A native Louisianan, Ron was born during World War II and was in his 20s during the “2nd Reconstruction of the South” in the 1960s. Raised under the U.S. version of apartheid, he was not encouraged to continue his education and took a job as a janitor after finishing high school. He worked at Charity Hospital, which, as its name suggests, was a white-run hospital that provided healthcare to the poor predominantly black people of New Orleans. Though the Civil Rights movement was rocking the social and political foundations of the South, Ron observed that little was changing in the attitudes of white doctors towards black patients. He recalls that he “saw daily disrespect and so many levels of experimentation on this population by health care professionals who were learning at the expense of this community. The devastation was overwhelming.”
Ron questioned these inequalities and confronted them by organizing at his workplace. His successes—including employment of more minorities, quicker and better medical attention, and more respectful treatment—caused his reputation as an organizer to grow. Though he achieved organizing victories, he also empowered people to take successful control over their own situations. However, Ron realized that reaching out to individuals was simply a stop-gap measure—the real problem is internalized racism perpetuated by professionals and institutions.
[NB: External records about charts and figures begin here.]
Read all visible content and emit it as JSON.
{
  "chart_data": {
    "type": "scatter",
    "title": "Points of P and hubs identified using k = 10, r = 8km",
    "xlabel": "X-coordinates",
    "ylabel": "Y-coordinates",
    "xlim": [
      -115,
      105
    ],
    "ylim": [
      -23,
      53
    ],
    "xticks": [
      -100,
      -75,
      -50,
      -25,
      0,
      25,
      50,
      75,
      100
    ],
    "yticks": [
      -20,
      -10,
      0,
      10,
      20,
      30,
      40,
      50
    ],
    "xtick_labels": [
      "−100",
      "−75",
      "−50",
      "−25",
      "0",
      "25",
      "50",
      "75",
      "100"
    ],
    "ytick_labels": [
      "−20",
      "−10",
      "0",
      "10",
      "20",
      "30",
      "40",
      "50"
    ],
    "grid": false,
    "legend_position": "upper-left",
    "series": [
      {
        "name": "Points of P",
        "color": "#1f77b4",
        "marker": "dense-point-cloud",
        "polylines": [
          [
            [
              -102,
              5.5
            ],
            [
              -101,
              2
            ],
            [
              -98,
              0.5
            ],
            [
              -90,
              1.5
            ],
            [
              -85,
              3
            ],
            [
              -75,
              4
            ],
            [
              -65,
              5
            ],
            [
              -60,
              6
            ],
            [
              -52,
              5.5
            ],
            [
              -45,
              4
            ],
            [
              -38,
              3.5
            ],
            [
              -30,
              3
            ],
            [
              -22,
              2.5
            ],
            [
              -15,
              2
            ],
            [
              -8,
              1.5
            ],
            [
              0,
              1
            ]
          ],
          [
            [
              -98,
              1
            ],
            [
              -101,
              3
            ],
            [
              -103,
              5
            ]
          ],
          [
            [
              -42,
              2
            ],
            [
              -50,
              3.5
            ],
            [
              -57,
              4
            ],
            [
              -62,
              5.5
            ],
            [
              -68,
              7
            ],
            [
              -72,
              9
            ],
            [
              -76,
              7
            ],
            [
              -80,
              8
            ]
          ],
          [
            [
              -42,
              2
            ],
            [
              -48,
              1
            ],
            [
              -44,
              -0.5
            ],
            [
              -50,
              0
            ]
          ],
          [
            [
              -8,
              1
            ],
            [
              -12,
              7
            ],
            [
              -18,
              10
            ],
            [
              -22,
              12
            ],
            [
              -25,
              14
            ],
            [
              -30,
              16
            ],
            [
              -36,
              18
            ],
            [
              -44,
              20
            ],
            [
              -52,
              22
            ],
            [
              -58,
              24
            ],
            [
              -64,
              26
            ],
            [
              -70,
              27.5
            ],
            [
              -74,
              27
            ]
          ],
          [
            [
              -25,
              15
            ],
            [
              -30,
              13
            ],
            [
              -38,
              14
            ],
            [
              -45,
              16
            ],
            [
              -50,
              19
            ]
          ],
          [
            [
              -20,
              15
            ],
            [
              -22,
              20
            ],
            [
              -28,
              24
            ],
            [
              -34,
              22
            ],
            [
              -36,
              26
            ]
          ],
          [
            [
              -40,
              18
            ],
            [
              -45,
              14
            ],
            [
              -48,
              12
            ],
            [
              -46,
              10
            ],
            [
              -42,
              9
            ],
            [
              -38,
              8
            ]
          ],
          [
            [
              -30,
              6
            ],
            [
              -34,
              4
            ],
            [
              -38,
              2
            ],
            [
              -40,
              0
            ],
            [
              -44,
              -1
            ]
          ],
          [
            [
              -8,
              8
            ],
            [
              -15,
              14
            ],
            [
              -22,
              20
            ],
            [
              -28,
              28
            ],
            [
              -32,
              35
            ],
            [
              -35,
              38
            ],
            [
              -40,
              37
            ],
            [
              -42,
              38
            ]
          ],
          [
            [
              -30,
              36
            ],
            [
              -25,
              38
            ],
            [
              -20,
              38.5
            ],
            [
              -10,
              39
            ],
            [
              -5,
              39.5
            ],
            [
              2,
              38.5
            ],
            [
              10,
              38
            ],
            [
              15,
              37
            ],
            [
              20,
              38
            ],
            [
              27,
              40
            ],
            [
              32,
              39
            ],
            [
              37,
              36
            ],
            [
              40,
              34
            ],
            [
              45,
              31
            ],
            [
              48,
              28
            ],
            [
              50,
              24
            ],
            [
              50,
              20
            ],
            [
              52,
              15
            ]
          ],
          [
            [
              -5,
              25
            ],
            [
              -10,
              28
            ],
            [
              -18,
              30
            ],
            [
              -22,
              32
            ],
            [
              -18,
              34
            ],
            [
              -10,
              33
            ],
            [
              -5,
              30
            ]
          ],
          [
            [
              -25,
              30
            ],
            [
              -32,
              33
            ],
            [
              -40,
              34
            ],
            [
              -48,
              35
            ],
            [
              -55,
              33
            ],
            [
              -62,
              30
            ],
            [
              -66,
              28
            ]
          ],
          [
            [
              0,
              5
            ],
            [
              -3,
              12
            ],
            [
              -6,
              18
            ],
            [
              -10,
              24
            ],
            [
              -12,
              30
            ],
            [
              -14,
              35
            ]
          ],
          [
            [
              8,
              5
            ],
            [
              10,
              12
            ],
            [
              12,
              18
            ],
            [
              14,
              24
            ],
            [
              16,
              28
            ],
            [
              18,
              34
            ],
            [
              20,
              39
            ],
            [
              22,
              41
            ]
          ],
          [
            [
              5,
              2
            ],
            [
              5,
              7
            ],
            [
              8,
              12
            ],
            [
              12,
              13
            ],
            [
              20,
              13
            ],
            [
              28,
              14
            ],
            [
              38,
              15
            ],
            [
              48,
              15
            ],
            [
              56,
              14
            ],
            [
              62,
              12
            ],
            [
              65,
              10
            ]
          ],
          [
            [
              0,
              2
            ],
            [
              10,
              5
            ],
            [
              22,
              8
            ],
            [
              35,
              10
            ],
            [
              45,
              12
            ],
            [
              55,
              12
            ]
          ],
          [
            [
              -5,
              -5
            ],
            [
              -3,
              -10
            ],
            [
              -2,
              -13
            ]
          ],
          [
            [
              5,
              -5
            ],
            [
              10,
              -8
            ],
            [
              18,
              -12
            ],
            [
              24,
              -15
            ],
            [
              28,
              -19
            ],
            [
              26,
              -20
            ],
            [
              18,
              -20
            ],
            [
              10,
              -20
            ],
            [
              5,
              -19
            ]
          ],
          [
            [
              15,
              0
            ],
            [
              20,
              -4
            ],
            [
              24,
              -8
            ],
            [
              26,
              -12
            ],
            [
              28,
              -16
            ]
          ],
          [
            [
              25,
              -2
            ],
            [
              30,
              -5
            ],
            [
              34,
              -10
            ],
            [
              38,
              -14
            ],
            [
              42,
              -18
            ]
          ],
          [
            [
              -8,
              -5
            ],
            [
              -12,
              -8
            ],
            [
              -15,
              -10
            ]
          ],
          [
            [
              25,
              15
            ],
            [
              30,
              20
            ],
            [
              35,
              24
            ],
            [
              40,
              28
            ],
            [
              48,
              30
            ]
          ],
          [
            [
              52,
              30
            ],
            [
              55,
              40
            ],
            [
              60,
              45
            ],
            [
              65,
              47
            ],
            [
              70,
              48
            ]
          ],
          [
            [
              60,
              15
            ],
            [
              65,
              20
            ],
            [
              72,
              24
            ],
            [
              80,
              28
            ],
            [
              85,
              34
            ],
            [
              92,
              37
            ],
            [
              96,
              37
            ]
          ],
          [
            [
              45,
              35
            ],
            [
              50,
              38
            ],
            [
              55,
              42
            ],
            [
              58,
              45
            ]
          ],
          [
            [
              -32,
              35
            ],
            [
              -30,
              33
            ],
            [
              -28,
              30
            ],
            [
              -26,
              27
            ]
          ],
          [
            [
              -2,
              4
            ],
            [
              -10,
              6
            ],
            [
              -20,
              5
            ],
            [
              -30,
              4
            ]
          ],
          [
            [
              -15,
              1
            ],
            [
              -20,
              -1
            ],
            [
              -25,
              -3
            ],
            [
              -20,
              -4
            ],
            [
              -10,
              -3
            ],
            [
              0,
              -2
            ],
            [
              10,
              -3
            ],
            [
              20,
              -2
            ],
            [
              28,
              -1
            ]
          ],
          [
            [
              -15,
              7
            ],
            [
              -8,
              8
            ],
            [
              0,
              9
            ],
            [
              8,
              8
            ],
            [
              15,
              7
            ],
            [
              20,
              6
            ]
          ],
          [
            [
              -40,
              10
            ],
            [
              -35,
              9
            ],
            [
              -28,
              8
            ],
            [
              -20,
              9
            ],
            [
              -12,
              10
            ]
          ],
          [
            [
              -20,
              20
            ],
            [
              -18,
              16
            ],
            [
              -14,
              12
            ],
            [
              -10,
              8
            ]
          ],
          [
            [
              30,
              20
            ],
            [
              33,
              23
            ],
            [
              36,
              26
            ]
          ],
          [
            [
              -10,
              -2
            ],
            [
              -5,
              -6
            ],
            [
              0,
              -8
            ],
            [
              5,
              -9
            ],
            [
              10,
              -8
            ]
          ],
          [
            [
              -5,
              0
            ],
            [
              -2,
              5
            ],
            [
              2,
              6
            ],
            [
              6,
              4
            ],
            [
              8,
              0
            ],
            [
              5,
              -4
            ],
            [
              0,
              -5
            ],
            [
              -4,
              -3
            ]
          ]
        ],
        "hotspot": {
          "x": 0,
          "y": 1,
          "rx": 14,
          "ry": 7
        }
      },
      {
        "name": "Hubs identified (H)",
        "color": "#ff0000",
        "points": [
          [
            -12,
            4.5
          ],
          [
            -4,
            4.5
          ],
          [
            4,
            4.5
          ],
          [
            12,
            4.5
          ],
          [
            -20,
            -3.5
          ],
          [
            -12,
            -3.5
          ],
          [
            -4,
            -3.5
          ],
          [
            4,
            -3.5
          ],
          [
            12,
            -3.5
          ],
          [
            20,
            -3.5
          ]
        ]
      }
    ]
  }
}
In 1980 Ron partnered with Dr. James Nunn to tackle the problem of institutionalized racism head-on. The result was the PISB, which they founded to “Undo Racism” by viewing a community’s strengths as the solution instead of its needs as unrelated problems. Ron insists that, “Hallmark to this process is when we see the community enthusiasm grow and they see themselves as change agents, not just health statistics.”
The PISB is a reflection of Ron’s lifelong commitment to the power of positive organizing and community values. Though he and Dr. Nunn both worked in the healthcare industry, Ron created PISB to holistically address a community as one organism with related underlying problems. He has done this in his own life by providing organizing guidance and technical assistance to the United Methodist Voluntary Service, Southern Partner’s Service, Treme Consortium (community revival and development), and Welfare Rights Association. Ron views a healthy individual as an extension of a healthy community, and a healthy community as the result of its members’ willingness to examine their own internal prejudices and how their institutions perpetuate this inequality. Through the PISB, Ron is ensuring the health and well-being of all U.S. citizens, regardless of race, location, or socioeconomic status.